Reading of compound type overwrites other data in destination

Hello everybody,

I haven't read through many threads of the archive, so it may be that this has already been reported. I am sorry if this is the case.

I have encountered a strange behaviour when writing a compound datatype with the C++ API, and then reading data back into objects of the same class.

It seems that the read process overwrites data that was (supposedly) not even written to the file. I.e. if you put only some members of a class into the compound type and write a dataset of this type to file, then read everything back from that file into objects of the same class, it happens that other members of the class (that were not inserted to the compound data type) are overwritten in the destination objects. If, on the other hand, you read the written data into objects of a different class (with different data layout), everything is fine and only the requested members are overwritten.

In my real-life example I allocate an array of objects that are initialised with pointers to other newly allocated objects, which, of course should not be overwritten. After a lot of debugging after the program segfaulted due to the overwritten pointers, I realized that the pointers are not overwritten if the last member of the written compound type is not read. And so, for the moment I just added a one byte member to the output compound type, that is ignored when reading.
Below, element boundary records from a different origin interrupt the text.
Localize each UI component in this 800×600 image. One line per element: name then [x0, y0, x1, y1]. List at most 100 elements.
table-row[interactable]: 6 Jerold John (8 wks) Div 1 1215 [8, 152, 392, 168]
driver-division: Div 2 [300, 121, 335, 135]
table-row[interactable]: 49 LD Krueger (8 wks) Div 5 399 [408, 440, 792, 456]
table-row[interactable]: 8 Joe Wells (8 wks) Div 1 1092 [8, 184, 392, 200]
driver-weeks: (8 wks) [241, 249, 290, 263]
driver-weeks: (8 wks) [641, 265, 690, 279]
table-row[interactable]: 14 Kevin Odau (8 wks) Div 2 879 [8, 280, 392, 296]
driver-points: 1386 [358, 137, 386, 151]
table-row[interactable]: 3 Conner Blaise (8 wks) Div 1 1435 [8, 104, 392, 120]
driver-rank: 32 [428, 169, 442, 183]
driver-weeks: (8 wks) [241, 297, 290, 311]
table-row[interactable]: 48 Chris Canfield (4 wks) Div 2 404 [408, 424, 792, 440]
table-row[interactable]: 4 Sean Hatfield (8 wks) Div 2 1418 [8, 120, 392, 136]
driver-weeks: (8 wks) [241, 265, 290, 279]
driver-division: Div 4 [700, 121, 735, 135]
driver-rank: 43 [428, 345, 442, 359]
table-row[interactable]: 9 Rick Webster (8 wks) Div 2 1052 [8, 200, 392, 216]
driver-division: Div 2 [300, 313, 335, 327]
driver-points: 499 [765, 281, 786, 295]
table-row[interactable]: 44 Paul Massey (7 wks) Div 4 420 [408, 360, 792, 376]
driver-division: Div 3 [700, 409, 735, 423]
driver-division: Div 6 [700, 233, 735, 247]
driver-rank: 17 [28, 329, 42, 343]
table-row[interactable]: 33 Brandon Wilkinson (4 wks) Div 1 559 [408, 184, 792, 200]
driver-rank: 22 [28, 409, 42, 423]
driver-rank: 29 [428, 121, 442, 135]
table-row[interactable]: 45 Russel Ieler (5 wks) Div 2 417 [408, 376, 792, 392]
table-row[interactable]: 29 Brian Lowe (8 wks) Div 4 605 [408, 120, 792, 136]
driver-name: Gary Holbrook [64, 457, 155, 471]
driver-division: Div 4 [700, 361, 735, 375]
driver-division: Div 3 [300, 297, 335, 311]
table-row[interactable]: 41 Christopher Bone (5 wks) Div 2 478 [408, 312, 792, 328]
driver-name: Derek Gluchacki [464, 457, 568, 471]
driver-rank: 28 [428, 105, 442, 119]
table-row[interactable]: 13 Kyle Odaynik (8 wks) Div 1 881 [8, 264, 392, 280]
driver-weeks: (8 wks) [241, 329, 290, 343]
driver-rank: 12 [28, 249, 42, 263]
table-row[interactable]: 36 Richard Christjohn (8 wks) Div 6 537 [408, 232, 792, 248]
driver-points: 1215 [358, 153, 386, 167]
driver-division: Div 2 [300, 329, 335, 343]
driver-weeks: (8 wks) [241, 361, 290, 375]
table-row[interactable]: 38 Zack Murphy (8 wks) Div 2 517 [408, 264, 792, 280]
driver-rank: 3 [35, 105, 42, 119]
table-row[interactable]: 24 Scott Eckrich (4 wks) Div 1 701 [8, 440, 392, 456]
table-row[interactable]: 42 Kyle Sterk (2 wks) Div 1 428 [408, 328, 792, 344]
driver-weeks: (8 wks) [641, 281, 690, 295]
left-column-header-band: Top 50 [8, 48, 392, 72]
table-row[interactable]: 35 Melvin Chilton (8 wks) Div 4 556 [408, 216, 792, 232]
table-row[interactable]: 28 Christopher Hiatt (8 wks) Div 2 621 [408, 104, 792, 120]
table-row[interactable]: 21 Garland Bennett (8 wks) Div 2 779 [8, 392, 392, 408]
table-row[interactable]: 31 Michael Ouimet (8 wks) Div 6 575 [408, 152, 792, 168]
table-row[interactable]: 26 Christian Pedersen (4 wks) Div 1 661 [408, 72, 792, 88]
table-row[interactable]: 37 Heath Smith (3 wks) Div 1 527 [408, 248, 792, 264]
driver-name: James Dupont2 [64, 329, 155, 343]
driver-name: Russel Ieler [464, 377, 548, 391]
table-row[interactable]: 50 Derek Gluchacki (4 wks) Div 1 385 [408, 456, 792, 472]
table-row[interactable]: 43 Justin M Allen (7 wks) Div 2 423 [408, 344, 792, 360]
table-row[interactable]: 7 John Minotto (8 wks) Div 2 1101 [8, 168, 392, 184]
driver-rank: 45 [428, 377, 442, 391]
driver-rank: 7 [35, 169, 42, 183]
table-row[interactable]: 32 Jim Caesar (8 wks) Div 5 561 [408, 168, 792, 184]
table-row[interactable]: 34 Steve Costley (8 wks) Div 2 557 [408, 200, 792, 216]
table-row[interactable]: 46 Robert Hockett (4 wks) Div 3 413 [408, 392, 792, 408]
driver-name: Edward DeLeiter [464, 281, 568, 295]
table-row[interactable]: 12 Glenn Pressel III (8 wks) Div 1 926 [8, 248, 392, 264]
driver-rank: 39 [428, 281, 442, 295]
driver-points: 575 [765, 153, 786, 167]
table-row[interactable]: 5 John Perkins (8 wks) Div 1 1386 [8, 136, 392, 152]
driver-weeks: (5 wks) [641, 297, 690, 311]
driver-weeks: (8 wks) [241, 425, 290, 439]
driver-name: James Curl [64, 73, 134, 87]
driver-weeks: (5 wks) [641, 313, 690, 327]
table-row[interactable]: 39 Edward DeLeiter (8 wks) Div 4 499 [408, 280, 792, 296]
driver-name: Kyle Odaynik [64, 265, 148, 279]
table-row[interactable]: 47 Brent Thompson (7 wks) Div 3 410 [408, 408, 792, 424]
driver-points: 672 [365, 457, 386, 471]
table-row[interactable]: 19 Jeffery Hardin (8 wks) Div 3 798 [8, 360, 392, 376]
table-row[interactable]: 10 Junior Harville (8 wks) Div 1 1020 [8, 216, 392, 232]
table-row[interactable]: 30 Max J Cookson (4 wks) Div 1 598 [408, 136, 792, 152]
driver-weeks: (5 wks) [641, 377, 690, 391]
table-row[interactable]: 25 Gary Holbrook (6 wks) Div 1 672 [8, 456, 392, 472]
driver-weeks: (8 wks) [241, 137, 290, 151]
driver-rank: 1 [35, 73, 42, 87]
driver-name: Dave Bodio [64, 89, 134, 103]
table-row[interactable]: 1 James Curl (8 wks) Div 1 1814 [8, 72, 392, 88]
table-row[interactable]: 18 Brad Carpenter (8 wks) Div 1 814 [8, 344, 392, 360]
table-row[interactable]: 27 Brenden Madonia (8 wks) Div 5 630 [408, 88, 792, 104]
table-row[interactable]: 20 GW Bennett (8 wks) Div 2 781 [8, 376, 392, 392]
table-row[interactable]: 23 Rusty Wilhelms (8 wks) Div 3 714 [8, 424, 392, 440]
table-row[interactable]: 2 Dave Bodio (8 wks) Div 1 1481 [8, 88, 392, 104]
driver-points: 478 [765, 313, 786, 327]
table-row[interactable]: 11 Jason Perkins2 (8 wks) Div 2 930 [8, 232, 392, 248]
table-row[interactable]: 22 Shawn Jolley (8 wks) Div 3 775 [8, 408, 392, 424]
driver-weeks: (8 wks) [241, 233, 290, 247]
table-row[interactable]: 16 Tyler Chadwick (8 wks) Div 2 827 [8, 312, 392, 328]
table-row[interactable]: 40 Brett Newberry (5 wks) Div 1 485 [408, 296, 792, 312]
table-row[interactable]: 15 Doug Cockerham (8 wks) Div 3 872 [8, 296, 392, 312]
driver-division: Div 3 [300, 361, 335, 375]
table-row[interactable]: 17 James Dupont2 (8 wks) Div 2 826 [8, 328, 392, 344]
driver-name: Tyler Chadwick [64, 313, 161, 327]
I tested the real-life case against v.1.8.11 and v1.8.12 on GNU/Linux and OS X 10.8. Using g++-4.8 and clang++-5.0.

To demonstrate the (let's call it a) bug, I have written a little program that shows that padding data seems to be written to file, and then when reading it gets set again in the destination object. As already mentioned, it does not happen if the destination object has a different data layout from the objects used for writing.

The weird thing is that this program even exhibits the bug when only two members of the compound type are separated by a variable that is not written/read, i.e. said variable will also be overwritten. I verified, though, that in my real-life case the padding data is only written, if the last member of the compound type in the written dataset was read in!

The demo creates an object of class AClass which has its members set to the numbers 1, 2, 3, 4, 5, respectively. It writes three class member variables in a compound to an hdf5 file, which are separated by one variable each (1, 3, 5 written, 2 and 4 omitted).
The data is then first read into an object of class BClass, which has the same member variables in different order (the constructor sets all of them to zero). The omitted variables are not overwritten, this is the behaviour I expect for any case.
Afterwards two of the three variables written are read back into an object of class AClass (1 and 3). The constructor had set all of the members to zero, but variable member 2 is overwritten, though it is not member of the compound type!
Reading in the compound in the same way as it was written to the file yields an object identical to the object from which data was written. Despite the fact that only three member variables were also members of the compound type!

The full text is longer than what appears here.